Perkawinan secara diam-diam Sri Jayapangus dengan putri Cina tersebut diketahui
oleh Bhatara Śiwa. Akhirnya Bhatara Śiwa
mengusir Sri Jayapangus dari Panarajon karena kesalahan beliau melakukan
perkawinan tanpa upacara yajña, yang
tidak sepatutnya dilakukan oleh seorang raja.

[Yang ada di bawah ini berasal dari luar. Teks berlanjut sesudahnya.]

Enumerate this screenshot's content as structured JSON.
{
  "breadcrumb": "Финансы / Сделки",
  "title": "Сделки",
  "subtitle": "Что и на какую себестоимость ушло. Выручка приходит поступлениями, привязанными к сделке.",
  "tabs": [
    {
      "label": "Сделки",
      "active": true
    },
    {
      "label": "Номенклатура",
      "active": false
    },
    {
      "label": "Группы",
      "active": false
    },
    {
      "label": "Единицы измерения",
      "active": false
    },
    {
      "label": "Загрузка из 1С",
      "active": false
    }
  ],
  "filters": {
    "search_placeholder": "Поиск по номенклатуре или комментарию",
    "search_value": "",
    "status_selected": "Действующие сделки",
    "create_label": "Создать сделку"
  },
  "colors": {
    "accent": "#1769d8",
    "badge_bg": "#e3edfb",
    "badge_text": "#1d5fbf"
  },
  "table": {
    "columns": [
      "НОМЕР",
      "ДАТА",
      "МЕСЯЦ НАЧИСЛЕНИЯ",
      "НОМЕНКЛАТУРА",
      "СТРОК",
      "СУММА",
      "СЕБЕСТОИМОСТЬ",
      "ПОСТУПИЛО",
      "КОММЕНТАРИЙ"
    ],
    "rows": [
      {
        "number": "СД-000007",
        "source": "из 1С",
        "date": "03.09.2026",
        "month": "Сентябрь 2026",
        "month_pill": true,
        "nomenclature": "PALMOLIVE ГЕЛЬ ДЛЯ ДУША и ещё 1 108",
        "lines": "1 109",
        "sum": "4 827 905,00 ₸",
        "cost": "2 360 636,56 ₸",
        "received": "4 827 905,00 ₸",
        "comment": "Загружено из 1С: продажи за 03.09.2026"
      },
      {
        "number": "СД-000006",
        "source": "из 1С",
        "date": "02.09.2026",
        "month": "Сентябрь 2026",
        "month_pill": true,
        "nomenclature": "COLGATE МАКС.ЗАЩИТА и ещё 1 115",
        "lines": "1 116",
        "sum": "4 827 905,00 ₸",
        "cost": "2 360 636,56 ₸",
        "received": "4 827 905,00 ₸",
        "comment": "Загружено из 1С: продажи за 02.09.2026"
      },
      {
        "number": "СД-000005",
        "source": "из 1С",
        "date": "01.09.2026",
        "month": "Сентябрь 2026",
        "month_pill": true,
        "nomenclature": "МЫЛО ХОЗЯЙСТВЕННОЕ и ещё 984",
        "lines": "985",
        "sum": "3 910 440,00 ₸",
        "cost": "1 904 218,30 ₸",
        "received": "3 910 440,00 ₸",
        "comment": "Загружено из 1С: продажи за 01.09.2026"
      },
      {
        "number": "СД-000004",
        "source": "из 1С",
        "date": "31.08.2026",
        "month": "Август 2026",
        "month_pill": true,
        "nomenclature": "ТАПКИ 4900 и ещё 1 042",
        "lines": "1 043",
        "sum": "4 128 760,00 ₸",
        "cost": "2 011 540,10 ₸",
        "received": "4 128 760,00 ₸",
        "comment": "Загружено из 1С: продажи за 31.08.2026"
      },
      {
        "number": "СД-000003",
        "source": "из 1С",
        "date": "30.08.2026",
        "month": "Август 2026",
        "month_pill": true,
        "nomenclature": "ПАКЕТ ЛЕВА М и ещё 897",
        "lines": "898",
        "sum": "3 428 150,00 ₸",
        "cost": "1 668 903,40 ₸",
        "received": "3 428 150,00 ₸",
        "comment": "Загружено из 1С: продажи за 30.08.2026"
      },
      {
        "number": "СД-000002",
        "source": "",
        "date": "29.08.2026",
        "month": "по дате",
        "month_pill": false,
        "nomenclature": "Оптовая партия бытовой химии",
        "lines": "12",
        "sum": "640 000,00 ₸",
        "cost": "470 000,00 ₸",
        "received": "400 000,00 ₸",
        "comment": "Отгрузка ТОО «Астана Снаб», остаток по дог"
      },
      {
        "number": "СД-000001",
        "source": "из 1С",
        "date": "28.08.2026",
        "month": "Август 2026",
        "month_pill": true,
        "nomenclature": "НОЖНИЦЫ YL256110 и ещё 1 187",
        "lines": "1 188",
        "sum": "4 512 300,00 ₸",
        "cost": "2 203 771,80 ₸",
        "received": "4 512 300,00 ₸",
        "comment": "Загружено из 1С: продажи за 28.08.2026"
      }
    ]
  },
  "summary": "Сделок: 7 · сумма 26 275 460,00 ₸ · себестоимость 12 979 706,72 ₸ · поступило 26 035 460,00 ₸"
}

Sri Jayapangus yang diiringi oleh kedua permaisurinya menuruni bukit
Panarajon, menelusuri hutan menuju arah timur laut pada saat hujan deras dan
angin puting beliung. Beliau tanpa mengenal lelah terus melanjutkan perjalanan
menuruni perbukitan, dan akhirnya sampai disuatu tempat yang bernama Gunung
Lebih. Di sana beliau beristirahat dan melakukan pemujaan terhadap para dewa,
memohon petunjuk serta memohon perlindungan-Nya. Ketika melakukan pemujaan
beliau mendapat sabda atau pawisik dari para dewa agar terus
melanjutkan perjalanan sampai hujan dan angin reda. Apabila hujan dan angin
mulai reda, maka di sanalah beliau diperintahkan untuk memasang suatu tanda dan
membangun sebuah keraton. Pada saat beliau turun dari bukit Panarajon dikenal
dengan istilah Kuta Dalem Jong Les.
Mengingat sabda atau pawisik dari para dewa tersebut, beliau
terus melanjutkan perjalanan menuruni bukit Panarajon yang diiringi oleh kedua
permaisurinya. Akhirnya beliau sampai disuatu tempat yang bernama Dharma Anyar,
yaitu tempat pertapaan bagi orang suci baik Mpu, Maha Rsi, atau yang lainnya.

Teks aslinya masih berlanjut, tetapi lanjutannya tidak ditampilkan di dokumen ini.